Ia mencintai lelaki itu. Tapi kenapa hatinya terasa sepi?
Ia tidak tahu bahwa waktu akan mengajarkan makna baru dari cinta: kehilangan, pengorbanan, dan memilih kembali—meski untuk orang yang sama.
Hari itu berlalu seperti biasa. Aruna membersihkan dapur, membalas beberapa email dari klien butik daringnya, lalu duduk di ruang tamu menonton ulang serial Korea yang sudah tiga kali ia tamatkan. Ia suka adegan-adegan manis yang terasa jauh dari kenyataan—tapi setidaknya menghibur.

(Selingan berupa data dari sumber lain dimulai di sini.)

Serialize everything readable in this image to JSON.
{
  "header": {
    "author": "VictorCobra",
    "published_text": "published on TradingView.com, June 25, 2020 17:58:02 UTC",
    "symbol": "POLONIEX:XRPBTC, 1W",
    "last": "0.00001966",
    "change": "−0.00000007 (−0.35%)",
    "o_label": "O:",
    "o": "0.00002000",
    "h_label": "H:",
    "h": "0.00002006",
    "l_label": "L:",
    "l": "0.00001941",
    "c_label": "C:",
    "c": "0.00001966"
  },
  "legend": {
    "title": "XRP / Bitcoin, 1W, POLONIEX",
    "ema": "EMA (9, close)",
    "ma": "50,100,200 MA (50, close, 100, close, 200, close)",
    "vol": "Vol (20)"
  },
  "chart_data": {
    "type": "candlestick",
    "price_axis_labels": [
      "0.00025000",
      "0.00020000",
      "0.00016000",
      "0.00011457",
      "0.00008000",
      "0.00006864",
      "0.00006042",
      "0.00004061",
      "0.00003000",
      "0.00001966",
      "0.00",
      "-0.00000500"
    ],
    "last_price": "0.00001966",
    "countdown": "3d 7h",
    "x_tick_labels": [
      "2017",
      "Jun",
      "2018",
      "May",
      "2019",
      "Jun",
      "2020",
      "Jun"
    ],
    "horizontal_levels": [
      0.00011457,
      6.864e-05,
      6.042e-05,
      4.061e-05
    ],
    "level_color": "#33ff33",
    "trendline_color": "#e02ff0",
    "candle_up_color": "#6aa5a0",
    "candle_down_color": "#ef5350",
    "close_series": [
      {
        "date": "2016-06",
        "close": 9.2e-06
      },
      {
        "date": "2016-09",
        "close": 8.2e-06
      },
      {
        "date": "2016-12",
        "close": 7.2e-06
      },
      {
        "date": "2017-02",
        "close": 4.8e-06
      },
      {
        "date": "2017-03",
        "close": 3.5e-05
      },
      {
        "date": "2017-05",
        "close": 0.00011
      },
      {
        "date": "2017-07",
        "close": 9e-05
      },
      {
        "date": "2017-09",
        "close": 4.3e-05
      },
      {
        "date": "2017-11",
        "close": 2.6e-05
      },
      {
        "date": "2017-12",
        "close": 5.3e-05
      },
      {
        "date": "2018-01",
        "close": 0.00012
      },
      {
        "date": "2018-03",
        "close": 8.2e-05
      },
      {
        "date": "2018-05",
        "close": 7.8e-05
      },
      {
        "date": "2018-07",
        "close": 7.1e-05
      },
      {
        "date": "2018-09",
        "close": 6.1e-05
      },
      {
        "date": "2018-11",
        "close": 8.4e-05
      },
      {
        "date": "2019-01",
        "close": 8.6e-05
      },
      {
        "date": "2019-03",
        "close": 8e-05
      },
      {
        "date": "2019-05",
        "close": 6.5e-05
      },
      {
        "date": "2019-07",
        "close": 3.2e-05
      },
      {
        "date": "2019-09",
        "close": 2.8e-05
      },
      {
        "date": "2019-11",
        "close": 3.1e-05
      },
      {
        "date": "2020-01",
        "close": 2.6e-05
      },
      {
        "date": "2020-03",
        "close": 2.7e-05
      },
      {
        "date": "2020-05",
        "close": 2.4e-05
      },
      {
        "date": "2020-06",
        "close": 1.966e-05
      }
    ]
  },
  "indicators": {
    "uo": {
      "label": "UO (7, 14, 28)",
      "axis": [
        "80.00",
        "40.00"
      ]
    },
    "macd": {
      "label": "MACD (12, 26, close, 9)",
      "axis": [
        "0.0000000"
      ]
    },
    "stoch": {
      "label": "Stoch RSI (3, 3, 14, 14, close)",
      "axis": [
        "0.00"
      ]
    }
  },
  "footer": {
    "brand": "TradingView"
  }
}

Menjelang sore, ia menatap jam dinding. Sudah hampir pukul lima. Biasanya, Raka akan mengirim pesan singkat atau voice note, tapi hari ini ponselnya sepi. Tidak ada notifikasi masuk selain promosi toko roti dekat rumah yang katanya sedang diskon besar.
Ia tidak ingin mengganggu. Raka bisa sangat serius saat bekerja. Tapi ada suara di dalam dirinya yang mendesak—entah rindu, entah cemas.

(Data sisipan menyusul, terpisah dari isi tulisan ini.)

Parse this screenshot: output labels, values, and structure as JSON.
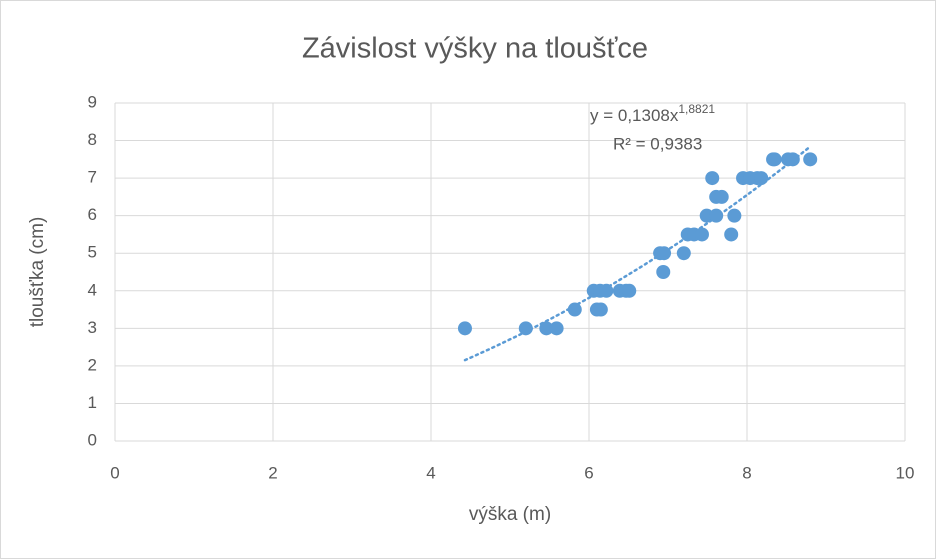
{
  "chart_data": {
    "type": "scatter",
    "title": "Závislost výšky na tloušťce",
    "x_label": "výška (m)",
    "y_label": "tloušťka (cm)",
    "series": [
      {
        "color": "#5b9bd5",
        "x": [
          4.43,
          5.2,
          5.46,
          5.59,
          5.82,
          6.1,
          6.15,
          6.06,
          6.14,
          6.22,
          6.39,
          6.47,
          6.51,
          6.94,
          6.9,
          6.95,
          7.2,
          7.25,
          7.33,
          7.43,
          7.8,
          7.49,
          7.61,
          7.84,
          7.61,
          7.68,
          7.56,
          7.95,
          8.04,
          8.13,
          8.18,
          8.33,
          8.35,
          8.52,
          8.58,
          8.8
        ],
        "values": [
          3,
          3,
          3,
          3,
          3.5,
          3.5,
          3.5,
          4,
          4,
          4,
          4,
          4,
          4,
          4.5,
          5,
          5,
          5,
          5.5,
          5.5,
          5.5,
          5.5,
          6,
          6,
          6,
          6.5,
          6.5,
          7,
          7,
          7,
          7,
          7,
          7.5,
          7.5,
          7.5,
          7.5,
          7.5
        ]
      }
    ],
    "trendline": {
      "type": "power",
      "coefficient": 0.1308,
      "exponent": 1.8821,
      "equation": "y = 0,1308x",
      "exponent_label": "1,8821",
      "r2_label": "R² = 0,9383"
    },
    "xlim": [
      0,
      10
    ],
    "xticks": [
      0,
      2,
      4,
      6,
      8,
      10
    ],
    "ylim": [
      0,
      9
    ],
    "yticks": [
      0,
      1,
      2,
      3,
      4,
      5,
      6,
      7,
      8,
      9
    ],
    "grid": true
  }
}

Tangannya sudah memegang ponsel ketika suara deru mesin motor tetangga mengalihkan perhatian. Ia menengok ke luar jendela. Langit berubah abu, seperti menyembunyikan sesuatu.
Hujan turun pelan saat Aruna akhirnya memutuskan keluar rumah. Ia berniat ke minimarket, hanya untuk membeli sabun mandi, tapi dalam hati ia tahu—ia hanya butuh alasan untuk keluar. Untuk mengusir sepi.
Ia mengenakan mantel tipis dan membawa payung lipat. Jalanan basah dan licin, tapi langkahnya ringan. Ia menyukai suara hujan yang menabrak daun-daun, aroma tanah yang menyeruak dari sela trotoar. Dunia terasa bersih. Hampa, tapi bersih.
Di pertigaan, sebuah mobil melaju terlalu cepat. Aruna berhenti sejenak, melihat ke arah suara itu. Semua terjadi begitu cepat—terlalu cepat.
Kilatan lampu. Bunyi rem yang melengking. Suara teriakan seseorang. Dan lalu—
gelap.
Aruna syok saat ini tubuhnya sudah terkapar di aspal, tubuhnya lemas dan hawa ngantuk menguasai dirinya. Satu kata yang terucap sebelum pingsan.
“suamiku.”
❤️❤️❤️
Hujan belum reda saat ponsel Raka bergetar di atas meja kerjanya. Lampu kantor sudah sebagian dimatikan, menyisakan ruang remang yang hanya diterangi layar laptop. Di seberangnya, tumpukan berkas menanti, tapi pikirannya mulai melayang. Ia merasa lelah, tapi tidak tahu kenapa—seolah tubuhnya menolak tenang tanpa alasan.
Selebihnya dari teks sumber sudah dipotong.